Interpolated geochemical maps of metals in till showed presence of high frequency noise. Biogeochemical data should ideally be interpolated within the stream network or watersheds, but such information was not available with the required level of detail. Interpolation using Thiessen polygons made it possible to display the percentile maps that could be then integrated with till and bedrock geochemical data. Time-related data were not analysed with GIS, because the sampled locations differed for each year, and data was too sparse to interpolate. Regarding the outcomes of GIS, most of the results are obtained from visual displays, while the confidence limits cannot be routinely estimated and communicated on the maps.

 

Kriging interpolation produced maps of estimated values and variances, and the presence of noise was reduced, resulting in relatively smooth element maps. Experimental variograms showed a presence of outliers, which could have influenced the variogram shapes and model parameters even after the data transformations. The quality of the results from kriging may also be considered uncertain because of the subjective decisions made about lag distance, type of transformation, and model fitting. At the same time, variograms are undoubtedly helpful in studying the continuity of spatial variables.

 

Visualization techniques proved to be excellent tools in discovering the hidden structures in data. The original level of detail is preserved and the trends are also visible. Glyph displays were used in identifying and grouping similar samples in multivariate data sets (Figure 1). Parallel coordinates made it possible to follow individual samples through all dimensions (Figure 2), and identify the true multivariate outliers to be removed or replaced. Geochemical anomalies could be located and separated using their ”multivariate fingerprints” - associations of metals. Scatterplots were valuable in studying the visual correlations between the metals in multidimensional space. Exploration of time-related data showed the predominance of visualization techniques over GIS in integrating and analysing sparse data from different surveys. Integration of till and biogeochemical data sets gave interesting results about the element cycles. Visualization techniques work with sparse and dense, quantitative and qualitative data, and are therefore very promising in interpretation of geochemical, geological and other environmental data.
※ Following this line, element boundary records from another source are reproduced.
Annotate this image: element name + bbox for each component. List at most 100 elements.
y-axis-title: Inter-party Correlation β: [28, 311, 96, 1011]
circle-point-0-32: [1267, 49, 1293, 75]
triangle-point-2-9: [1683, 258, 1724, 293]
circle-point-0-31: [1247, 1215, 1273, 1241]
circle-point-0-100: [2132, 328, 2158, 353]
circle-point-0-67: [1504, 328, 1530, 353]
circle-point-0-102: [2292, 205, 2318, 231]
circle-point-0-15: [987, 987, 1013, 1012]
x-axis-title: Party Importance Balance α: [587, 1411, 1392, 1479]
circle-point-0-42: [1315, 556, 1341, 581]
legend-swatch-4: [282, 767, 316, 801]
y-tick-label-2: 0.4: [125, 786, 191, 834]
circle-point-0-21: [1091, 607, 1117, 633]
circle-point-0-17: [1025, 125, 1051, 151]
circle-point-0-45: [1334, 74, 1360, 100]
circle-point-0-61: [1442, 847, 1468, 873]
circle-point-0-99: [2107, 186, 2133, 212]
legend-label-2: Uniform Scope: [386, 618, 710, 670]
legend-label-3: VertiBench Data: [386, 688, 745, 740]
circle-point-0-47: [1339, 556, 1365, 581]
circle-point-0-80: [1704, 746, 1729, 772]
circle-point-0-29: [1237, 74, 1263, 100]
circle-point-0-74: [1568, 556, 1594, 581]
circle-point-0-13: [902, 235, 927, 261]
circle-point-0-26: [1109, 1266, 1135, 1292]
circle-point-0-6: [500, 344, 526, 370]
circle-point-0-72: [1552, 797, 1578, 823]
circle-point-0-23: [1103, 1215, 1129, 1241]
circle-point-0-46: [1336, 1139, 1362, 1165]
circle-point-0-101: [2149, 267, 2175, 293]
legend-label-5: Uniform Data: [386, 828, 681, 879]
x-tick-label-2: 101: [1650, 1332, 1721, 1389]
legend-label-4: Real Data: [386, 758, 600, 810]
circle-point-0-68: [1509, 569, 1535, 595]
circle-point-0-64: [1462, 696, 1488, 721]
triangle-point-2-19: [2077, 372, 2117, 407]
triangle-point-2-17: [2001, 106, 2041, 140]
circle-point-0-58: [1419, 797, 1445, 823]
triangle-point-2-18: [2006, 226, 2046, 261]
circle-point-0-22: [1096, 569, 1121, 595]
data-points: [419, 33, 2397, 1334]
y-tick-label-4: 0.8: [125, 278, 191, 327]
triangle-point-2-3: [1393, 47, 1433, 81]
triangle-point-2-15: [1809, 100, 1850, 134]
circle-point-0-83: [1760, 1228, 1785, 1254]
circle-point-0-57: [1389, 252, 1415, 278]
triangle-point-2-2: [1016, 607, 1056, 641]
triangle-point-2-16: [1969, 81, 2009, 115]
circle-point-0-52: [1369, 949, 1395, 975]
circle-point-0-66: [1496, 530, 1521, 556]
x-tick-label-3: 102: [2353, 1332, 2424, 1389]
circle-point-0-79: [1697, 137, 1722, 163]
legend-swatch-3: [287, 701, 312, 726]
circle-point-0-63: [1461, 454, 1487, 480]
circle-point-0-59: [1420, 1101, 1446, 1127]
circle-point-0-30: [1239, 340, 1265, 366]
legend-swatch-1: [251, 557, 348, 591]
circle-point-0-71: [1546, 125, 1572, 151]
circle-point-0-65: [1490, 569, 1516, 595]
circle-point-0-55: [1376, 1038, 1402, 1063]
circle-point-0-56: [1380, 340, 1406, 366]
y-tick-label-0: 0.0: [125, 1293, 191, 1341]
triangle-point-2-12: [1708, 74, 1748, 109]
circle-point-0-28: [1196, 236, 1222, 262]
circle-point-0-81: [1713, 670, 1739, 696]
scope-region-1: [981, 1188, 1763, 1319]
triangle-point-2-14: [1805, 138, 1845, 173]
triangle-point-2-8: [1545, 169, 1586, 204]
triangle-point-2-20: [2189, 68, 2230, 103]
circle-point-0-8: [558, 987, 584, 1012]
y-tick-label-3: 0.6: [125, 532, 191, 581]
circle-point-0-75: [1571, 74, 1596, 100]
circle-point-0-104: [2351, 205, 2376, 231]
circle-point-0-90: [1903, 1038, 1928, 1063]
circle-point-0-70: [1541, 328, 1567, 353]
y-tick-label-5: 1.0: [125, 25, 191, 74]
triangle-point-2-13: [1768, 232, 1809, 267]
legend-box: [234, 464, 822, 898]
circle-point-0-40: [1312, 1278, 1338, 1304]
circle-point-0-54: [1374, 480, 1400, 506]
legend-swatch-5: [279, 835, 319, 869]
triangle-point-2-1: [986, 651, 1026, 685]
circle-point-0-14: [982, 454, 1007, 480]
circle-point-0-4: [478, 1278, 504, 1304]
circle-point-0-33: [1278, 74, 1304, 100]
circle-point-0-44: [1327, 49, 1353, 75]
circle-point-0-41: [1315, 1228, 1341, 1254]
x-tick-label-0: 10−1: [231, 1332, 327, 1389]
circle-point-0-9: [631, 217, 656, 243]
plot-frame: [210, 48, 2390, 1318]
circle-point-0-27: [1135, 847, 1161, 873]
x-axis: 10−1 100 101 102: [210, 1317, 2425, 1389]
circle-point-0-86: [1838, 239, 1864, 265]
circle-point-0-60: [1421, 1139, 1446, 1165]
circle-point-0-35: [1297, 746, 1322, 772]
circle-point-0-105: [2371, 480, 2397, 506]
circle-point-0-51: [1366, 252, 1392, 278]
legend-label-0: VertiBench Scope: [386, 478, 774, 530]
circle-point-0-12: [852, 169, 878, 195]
The only limitations of used visualization techniques are related to visual appearance of displays in case of big differences in concentration ranges.

 

Combination of statistical, geostatistical, GIS and visualization techniques for geochemical data interpretation enhances the information obtained with each method separately, and gives more complete description of the distribution and associations of metals.

 

REFERENCES

Pebesma EJ, Wesseling CG (1998), Gstat, a program for geostatistical modelling, prediction and simulation. Computers and Geosciences. 24(1): 17-31.

Ward MO (1994), XmdvTool: Integrating multiple methods for visualizing multivariate data. Proceedings of Visualization ’94, pp. 326-333.

 

 

 


 


Figure 1. Glyph display of bedrock geochemical data.

 

 

 


 

 


Figure 2. Parallel coordinate display of bedrock geochemical data.